Legislative bill overview

LD 1363 would have exempted income earned by resident minors (individuals under 18) from Maine's state income tax. The bill died in committee when it received an "Ought Not to Pass" (ONTP) recommendation on April 30, 2025, and was subsequently placed in legislative files.

Why is this important

This proposal directly affects working teenagers and their families by potentially reducing their tax burden. It raises broader questions about tax policy priorities: whether incentivizing youth employment, reducing administrative burden on young workers, or encouraging financial independence justifies foregone state revenue.

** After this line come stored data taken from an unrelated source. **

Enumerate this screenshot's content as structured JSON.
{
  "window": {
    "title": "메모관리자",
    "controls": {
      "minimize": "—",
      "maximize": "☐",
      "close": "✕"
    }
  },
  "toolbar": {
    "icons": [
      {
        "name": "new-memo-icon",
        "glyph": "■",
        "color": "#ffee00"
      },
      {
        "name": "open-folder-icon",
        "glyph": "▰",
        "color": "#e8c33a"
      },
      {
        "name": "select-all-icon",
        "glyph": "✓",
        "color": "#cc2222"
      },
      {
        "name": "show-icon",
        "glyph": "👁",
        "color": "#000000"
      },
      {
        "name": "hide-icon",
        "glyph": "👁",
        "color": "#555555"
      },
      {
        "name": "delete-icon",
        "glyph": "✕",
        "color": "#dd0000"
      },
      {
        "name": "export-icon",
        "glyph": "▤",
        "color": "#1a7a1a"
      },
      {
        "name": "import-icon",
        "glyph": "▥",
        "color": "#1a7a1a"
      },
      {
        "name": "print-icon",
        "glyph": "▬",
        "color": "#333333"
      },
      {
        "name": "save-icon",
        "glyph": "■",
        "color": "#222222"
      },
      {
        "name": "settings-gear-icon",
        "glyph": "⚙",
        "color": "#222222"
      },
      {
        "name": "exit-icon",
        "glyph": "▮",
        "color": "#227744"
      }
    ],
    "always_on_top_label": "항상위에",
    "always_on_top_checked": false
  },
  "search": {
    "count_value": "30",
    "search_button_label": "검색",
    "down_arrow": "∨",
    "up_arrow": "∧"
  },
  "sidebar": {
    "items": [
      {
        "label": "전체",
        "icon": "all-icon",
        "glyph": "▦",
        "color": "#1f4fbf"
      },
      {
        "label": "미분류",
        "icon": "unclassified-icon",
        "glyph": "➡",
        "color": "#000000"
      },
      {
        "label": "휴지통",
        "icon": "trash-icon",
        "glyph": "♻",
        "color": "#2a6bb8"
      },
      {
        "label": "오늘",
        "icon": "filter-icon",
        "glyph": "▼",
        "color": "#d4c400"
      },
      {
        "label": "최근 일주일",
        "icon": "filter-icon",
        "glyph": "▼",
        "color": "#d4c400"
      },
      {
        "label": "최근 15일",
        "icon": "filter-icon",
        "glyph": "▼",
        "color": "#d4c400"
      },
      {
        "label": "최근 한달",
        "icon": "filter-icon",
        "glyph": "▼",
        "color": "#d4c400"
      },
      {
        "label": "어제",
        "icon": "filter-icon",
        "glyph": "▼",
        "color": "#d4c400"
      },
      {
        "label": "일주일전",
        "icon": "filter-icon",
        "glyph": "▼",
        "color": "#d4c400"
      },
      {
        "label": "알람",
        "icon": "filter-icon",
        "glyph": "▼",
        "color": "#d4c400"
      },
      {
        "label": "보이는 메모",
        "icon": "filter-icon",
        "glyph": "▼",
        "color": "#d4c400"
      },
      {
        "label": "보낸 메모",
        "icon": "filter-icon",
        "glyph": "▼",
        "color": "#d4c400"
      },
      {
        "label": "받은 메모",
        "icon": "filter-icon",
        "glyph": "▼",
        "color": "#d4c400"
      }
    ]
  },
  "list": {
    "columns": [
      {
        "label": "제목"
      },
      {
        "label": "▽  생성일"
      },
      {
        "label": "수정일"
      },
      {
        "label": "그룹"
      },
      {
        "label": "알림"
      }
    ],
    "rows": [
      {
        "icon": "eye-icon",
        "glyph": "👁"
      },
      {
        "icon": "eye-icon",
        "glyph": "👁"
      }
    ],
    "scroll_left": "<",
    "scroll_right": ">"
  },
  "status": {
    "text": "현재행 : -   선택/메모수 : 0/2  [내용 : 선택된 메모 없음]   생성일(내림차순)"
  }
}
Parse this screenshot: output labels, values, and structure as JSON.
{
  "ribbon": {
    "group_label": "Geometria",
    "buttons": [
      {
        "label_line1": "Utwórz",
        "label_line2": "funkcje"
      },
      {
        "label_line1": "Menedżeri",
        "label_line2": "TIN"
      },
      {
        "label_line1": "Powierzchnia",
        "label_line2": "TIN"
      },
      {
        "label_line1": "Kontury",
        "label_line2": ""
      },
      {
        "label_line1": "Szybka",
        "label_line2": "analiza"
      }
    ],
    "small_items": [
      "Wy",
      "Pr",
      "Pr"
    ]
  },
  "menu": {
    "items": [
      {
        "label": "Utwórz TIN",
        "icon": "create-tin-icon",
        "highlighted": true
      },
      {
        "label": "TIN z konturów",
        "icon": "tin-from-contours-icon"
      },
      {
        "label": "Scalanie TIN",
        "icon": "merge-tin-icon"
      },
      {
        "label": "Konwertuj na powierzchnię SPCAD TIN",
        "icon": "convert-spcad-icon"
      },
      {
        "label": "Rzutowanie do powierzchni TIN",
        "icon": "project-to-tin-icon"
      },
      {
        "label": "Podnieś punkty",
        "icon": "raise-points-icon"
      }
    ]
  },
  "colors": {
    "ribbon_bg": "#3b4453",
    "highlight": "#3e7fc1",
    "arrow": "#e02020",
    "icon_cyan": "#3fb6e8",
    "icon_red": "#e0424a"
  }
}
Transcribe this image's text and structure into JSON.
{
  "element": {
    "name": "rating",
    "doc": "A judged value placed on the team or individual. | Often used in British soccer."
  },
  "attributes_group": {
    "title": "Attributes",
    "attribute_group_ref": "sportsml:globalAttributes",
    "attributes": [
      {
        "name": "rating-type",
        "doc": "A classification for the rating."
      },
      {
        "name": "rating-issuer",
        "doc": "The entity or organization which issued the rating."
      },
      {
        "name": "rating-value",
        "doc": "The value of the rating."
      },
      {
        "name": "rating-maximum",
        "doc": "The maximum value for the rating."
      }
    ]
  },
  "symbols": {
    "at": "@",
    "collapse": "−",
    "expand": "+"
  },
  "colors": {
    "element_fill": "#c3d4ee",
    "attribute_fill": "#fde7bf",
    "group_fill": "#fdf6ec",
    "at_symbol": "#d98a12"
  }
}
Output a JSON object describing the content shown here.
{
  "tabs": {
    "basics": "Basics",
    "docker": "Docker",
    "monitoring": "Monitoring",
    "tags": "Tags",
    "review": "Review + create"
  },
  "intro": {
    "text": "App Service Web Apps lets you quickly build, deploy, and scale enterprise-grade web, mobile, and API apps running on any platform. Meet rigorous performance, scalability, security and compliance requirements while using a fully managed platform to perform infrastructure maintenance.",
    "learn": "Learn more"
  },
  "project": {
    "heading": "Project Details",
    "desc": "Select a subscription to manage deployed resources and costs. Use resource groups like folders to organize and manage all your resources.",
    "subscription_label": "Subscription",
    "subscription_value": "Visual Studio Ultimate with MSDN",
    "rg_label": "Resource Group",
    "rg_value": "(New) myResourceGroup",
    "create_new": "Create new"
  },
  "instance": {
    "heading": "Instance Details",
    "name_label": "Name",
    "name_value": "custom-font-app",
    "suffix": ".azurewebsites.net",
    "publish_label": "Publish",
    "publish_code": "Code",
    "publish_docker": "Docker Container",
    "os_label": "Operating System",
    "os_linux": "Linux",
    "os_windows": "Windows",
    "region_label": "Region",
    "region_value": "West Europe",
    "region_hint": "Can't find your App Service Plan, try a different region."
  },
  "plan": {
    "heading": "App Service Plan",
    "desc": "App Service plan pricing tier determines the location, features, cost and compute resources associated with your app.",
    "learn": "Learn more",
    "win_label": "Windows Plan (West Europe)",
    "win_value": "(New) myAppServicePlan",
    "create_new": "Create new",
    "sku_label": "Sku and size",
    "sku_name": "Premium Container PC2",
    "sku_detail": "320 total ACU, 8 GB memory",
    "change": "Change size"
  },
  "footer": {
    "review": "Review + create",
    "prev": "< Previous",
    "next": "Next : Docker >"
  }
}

Potential points of contention

  • Revenue impact: Exempting minor workers' income reduces state tax revenue, requiring either budget cuts elsewhere or identification of offsetting revenue sources
  • Equity concerns: The benefit primarily flows to families with working teenagers; critics may argue resources could be better targeted to lower-income households regardless of age
  • Economic incentives debate: Supporters argue it encourages work ethic and financial literacy; opponents question whether tax relief is necessary to motivate teen employment
  • Administrative complexity: Determining residency and age verification at tax time creates compliance costs that may not justify the benefit for typically small tax amounts
  • Precedent and scope creep: Exempting one demographic group's income could invite similar requests for other groups

Compiled from official sources — confirm details with the bill’s official record.